Retail is floundering in the U.S. By the end of March, 20% of middle-class workers had already been temporarily furloughed or suspended; over 700,000 positions had vanished; and 10 million workers had filed for unemployment benefits (in just those last two weeks). (At that point, major retailers like Macy’s, Kohls, and The Gap had furloughed the majority of their workers.) Also by the end of March, for 16% of the nation’s employees, the place of work had completely shut down. Those numbers will only increase over the course of April.
During the peak periods (successive “waves”) of a pandemic, companies could experience absentee rates between 15% and 30% due to sickness, quarantines, travel restrictions, family care responsibilities, and general fear of contagion.
The pressing question is: What businesses can survive such a long hiatus in their operations? And what can be done for them to stay above water? Some companies are pitching in to help the overloaded healthcare system.

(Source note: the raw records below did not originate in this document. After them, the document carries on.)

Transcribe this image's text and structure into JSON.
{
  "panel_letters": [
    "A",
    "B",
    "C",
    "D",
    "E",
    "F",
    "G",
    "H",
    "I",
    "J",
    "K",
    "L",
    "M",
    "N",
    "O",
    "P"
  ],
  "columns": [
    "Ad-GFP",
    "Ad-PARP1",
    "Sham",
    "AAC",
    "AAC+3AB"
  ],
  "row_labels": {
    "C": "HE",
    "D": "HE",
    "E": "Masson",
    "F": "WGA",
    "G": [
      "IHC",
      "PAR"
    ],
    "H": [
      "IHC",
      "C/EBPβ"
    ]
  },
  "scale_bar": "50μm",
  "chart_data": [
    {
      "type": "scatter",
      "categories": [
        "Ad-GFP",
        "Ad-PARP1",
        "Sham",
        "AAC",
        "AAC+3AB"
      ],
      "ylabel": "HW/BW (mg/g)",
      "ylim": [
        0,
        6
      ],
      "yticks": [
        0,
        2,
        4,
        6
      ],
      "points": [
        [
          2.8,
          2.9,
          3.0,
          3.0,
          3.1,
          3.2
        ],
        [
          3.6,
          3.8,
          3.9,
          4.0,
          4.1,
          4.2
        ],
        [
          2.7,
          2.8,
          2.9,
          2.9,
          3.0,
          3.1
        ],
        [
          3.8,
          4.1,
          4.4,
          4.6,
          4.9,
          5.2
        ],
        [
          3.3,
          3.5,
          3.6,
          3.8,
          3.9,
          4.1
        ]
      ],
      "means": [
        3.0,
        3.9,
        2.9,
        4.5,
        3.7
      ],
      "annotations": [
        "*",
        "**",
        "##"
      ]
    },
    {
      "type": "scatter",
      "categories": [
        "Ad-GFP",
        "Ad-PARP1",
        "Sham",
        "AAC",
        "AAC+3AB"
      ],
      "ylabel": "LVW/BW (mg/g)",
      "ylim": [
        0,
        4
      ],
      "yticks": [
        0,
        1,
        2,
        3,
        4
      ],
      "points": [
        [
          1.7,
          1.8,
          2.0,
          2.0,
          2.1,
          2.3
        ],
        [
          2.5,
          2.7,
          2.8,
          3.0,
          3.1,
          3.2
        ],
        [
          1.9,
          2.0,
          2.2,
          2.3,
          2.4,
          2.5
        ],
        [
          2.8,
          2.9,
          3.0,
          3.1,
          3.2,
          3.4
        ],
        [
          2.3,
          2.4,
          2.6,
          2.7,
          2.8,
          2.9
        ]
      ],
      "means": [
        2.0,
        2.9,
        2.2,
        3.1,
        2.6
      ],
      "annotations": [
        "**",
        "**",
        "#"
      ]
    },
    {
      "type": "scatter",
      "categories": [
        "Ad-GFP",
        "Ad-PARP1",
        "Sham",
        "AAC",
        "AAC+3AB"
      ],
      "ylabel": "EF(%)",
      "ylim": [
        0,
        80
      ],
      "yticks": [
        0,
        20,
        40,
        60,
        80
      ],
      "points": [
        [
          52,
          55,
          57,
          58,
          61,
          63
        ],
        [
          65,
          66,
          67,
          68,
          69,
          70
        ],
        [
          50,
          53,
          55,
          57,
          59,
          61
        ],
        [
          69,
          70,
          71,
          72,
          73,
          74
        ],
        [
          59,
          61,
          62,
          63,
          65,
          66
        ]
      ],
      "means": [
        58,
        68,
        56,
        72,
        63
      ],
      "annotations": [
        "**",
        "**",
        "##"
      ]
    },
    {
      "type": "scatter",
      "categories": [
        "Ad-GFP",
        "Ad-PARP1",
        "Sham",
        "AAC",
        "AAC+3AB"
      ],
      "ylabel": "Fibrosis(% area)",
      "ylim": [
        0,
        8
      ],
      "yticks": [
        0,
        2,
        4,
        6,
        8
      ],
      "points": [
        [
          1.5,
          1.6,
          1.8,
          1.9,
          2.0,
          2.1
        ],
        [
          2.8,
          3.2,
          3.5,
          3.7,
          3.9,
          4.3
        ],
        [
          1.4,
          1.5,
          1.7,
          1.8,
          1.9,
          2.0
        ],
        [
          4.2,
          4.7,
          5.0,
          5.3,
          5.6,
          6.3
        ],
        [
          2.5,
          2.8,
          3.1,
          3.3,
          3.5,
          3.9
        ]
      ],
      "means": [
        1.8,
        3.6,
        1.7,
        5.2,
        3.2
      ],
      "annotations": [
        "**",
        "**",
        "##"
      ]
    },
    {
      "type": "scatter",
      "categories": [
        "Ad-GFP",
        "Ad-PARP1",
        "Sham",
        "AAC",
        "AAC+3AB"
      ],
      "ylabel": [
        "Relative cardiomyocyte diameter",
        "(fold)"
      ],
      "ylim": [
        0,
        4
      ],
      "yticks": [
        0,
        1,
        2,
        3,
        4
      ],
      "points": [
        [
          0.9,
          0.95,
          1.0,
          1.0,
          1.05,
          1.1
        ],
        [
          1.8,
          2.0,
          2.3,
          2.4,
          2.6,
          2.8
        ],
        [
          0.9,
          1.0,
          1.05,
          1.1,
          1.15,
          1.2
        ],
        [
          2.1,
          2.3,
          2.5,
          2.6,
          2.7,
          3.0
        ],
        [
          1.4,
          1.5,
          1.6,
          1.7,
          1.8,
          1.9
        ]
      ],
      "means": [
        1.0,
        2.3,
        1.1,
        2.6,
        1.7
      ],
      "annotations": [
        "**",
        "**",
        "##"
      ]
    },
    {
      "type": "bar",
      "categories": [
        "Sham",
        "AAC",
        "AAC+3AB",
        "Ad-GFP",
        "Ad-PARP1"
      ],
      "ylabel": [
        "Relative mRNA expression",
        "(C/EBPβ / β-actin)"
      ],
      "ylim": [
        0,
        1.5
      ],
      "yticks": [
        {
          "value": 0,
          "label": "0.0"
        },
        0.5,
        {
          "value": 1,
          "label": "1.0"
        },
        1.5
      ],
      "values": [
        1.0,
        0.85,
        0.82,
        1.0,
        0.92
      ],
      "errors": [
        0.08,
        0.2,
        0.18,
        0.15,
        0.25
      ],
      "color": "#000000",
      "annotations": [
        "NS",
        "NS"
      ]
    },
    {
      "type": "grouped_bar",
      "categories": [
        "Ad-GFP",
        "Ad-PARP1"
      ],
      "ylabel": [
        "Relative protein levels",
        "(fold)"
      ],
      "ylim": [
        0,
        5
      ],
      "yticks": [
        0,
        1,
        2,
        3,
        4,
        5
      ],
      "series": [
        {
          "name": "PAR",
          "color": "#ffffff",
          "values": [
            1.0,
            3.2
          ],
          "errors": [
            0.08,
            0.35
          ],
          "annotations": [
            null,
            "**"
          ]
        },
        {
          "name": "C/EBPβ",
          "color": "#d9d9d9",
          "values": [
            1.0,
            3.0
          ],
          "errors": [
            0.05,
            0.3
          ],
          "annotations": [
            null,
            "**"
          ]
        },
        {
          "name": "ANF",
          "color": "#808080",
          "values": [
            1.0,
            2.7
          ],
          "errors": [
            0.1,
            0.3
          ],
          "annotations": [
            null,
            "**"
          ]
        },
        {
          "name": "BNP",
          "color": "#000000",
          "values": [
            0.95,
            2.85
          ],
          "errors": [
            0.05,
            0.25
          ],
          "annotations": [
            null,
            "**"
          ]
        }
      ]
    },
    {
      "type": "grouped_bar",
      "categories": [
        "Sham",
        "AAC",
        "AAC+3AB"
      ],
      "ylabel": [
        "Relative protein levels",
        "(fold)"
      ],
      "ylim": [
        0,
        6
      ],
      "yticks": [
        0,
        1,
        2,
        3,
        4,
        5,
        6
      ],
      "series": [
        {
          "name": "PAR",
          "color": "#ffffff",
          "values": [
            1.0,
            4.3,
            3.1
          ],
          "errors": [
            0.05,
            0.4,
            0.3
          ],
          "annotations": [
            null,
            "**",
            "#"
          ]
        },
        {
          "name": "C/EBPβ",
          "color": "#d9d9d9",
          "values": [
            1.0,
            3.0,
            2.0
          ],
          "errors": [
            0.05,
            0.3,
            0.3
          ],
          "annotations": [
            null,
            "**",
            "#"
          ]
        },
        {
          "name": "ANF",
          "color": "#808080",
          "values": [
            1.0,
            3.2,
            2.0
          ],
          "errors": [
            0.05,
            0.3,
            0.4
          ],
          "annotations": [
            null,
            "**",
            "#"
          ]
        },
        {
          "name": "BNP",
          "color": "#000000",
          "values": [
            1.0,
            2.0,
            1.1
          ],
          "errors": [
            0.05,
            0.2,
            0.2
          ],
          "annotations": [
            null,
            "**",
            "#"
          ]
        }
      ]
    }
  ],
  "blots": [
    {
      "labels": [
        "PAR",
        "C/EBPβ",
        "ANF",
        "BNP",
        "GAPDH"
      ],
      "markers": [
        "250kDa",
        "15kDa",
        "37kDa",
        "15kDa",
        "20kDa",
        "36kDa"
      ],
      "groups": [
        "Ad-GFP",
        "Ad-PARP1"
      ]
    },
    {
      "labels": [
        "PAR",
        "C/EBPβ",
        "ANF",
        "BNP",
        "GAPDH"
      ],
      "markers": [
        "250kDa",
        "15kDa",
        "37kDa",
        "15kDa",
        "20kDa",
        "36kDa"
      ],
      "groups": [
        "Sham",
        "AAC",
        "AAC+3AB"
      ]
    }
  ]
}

In Torrance, California, Simplehuman reports it is seeing a surge in demand for its touch-free products (spec. trash cans, sanitizer, and soap dispensers) as more and more consumers are taking precautions to mitigate the spread of the coronavirus. The company is even donating products to those in need across the country.
Chapotle is offering 100,000 free burritos to medical staff.
Netflix has promised $100 million to workers displaced by the freeze that has halted work on movies and television series throughout the world. Facebook and Google have pledged to donate ad space to businesses that use their platforms.
And eBay has pledged $100 million to its new “Up & Running” initiative–designed to help struggling small businesses needing to sell on its site.
When supply-chains fragment and services fail, there needs to be a shift in the nature of continuity-planning to ensure the ability to maintain business during a sustained crisis. The economy is in an induced coma; but even a comatose patient requires nutrients to survive.